I don’t mean to single Blakely out. He’s not the only writer to woefully misrepresent America’s culture-war history. Plus, I’m not saying that historians can’t cut off their arguments at some reasonable point. We don’t all need to always write about everything. I get that. In a case like this, however, ignoring the vital and intensely relevant precursors to the 1970s history is not okay. We end up with a misleading notion of the genealogy of conservative outrage. We end up thinking we understand something we haven’t really even begun to understand.

Leave a comment


  1. In Bryan’s era doesn’t much of the anti-college elite lashback have to do with the “regionalist” quality of the populism of the day? State and regional politicians who ruled by dint of their class, traditional family associations, or business ties felt the threat of the new “managerial elites” coming out of the Ivies with scientific and “European” ideas in an increasingly modern, bureaucratic state that was really defined by FDR, who seared it into the conservative imagination. Wilkie’s run against Roosevelt traded on this kind of regional and class antagonism which resembles in many respects the battle between old and new men that has taken many forms in Anglo cultures for maybe a good five centuries. The “traditional romance and undefinable ‘art'” of baseball versus “Sabremetrics” is the same thing — Favre the hothead southern Catholic gunslinger who abused drink, drugs, and women versus preternaturally calm, calculated, Northern Puritan Rodgers. The conservative mind fears and resents the rationalizing, disenchanting transformations of society that expose much of the “Traditional” as a cesspool of ignorance, superstition, bigotry, parochialism and unearned merit.

  2. “Most powerfully, he notices that conservatives seem to mistake a very small segment of higher education for the higher-educational landscape as a whole.” Adam, can you please specify what you mean by “a very small segment of higher education?” What is the small segment?

    • In general, when pundits talk about “American higher education,” they usually only really refer to trends at elite schools. Armchair culture-war watchers tend to extrapolate from Harvard, Stanford, Chicago, and similar schools that are actually radically different from the vast majority of post-secondary schools. Elite institutions are not only not the whole story, but actually a very different story from most people’s experience with higher ed.
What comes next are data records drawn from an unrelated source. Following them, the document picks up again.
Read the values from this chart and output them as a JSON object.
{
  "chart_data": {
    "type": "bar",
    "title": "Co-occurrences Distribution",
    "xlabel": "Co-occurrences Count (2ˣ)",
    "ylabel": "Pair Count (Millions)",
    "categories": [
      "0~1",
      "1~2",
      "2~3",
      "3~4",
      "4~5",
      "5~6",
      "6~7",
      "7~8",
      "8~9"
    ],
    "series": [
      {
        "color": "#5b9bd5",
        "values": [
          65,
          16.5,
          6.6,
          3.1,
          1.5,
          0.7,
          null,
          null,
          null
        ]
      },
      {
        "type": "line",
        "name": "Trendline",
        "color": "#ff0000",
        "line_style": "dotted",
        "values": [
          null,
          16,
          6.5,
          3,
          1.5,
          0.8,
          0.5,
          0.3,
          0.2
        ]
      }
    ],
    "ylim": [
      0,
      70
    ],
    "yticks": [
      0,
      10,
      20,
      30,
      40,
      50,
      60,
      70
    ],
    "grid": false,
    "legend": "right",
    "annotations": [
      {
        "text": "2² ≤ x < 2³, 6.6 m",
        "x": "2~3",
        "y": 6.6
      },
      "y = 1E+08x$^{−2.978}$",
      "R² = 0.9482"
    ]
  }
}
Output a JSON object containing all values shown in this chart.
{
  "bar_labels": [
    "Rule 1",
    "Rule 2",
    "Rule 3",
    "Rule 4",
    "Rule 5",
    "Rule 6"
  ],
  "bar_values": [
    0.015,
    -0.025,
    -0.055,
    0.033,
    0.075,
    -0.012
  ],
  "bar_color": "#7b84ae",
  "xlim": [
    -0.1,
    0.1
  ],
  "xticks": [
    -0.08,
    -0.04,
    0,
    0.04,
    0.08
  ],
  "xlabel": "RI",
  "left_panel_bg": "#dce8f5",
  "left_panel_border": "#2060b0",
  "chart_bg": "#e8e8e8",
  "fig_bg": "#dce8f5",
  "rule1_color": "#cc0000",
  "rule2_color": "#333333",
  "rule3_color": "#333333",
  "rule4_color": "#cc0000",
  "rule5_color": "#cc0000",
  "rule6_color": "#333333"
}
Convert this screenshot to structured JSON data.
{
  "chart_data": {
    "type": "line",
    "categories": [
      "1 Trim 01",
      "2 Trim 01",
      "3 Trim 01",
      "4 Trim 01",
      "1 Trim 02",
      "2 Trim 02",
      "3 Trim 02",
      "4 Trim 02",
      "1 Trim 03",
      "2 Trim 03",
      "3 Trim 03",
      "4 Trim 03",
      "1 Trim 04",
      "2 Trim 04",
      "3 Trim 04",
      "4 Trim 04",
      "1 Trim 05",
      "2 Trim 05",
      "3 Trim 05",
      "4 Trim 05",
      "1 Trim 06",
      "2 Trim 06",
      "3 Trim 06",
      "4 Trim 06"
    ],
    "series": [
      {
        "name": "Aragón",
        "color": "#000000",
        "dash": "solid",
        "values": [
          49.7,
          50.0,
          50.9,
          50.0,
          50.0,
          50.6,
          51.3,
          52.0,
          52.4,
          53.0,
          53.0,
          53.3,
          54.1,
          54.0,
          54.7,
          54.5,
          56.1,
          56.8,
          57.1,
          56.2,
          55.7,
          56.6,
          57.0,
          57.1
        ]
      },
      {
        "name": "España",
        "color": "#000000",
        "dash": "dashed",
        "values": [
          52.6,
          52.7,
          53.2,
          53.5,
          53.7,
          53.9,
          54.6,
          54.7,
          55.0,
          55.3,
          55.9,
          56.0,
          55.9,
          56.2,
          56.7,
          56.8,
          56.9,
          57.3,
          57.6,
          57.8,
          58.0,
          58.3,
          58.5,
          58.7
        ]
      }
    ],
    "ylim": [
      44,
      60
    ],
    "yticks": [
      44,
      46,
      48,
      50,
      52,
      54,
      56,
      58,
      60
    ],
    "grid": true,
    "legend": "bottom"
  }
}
Nevertheless, for a variety of reasons people use them to make claims about higher-ed as a whole. I plead guilty. In my upcoming book about evangelical higher ed, I took a flagship approach. I studied the archives of eight leading schools, and from that information I talked about evangelical higher ed as a whole.
      When it comes to journalists, the trend gets even worse. They tend to look at goings-on at only a very few elite schools and ring alarm bells about trends in “higher ed.” The truth is that there really isn’t too much we can say about higher ed in general, because the vast number of institutions makes most generalizations pointless.

  3. There is also s tendency to treat the humanities in flagship schools or just any big “secular” university as influential hotbeds of menacing Leftist and “postmodern” ideologists. In fact American humanities departments are full of the last limousine liberals whose tenure lines have been steadily replaced by heavily exploited contract teaching labour — that’s how they staff 50-75% of their courses, as do most other departments. Often divided against each other for funding and prestige, it’s the so-called humanists in the liberal arts who least resemble the stereotypes conservatives lay in they, which are just exaggerations of how they want to see themselves: as influential progressives who are well compensated for their services. Only the latter is true and only for the outgoing generation.